O nome “dreamer” vem da sigla de um projeto para tornar essas pessoas cidadãos, o Development, Relief and Education for Alien Minors Act (Ato de Desenvolvimento, Auxílio e Educação para Menores Estrangeiros, em tradução livre). Mas também se refere às esperanças dos que deixam seus países para construir uma vida nova num lugar desconhecido.


Tiago se considera um “dreamer”, como são chamados os imigrantes ilegais que foram levados para os Estados Unidos ainda crianças e estudaram por lá - foto: Arquivo Pessoal

As de Tiago eram construir uma vida confortável e ajudar a comunidade de brasileiros que vivem no país.

Ele próprio foi ajudado por alguém com uma postura similar: um empregador de sua mãe, que é faxineira.

Tiago se mudou para os Estados Unidos com a mãe quando era adolescente, após seu pai ser assassinado num assalto. Foi estudar numa escola pública no leste de Boston, que abandonou aos 16, e foi fazer bicos. “Boston é uma cidade racista, ainda que seja um racismo velado. Os próprios professores diziam que ‘pessoas como nós’ chegaríamos no máximo a um community college (faculdades públicas, cujos cursos duram apenas dois anos)”, diz.

“Muitos dos meus amigos viraram criminosos e vários deles estão presos hoje.”

Quando finalmente conseguiu seu documento de cidadão americano, aos 21, resolveu voltar a estudar.
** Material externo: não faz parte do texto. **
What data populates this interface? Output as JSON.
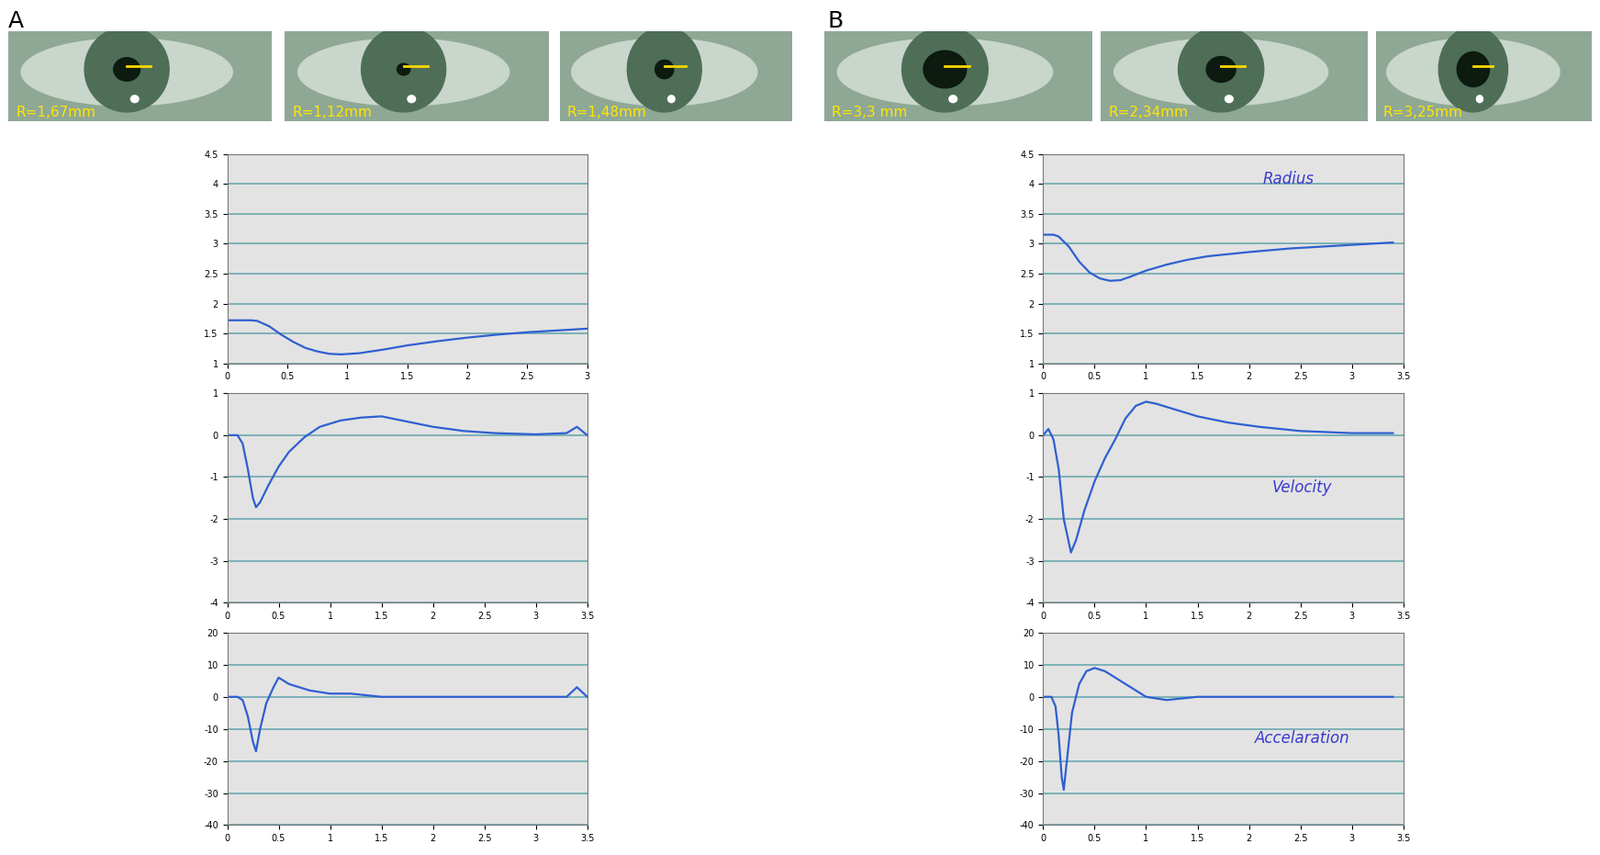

Fez um supletivo, pago pelo chefe da mãe e, anos mais tarde, conseguiu uma bolsa para a universidade Tufts. Foi trabalhar no mercado financeiro, ramo do chefe da mãe, mas deixou o emprego para se dedicar à empresa de repatriação funerária e seguradora.

Também se dedica a outros projetos, como uma ONG que ajuda brasileiros a navegarem o sistema educacional americano.

“Da mesma forma que me ajudaram, quero ajudar os brasileiros também.”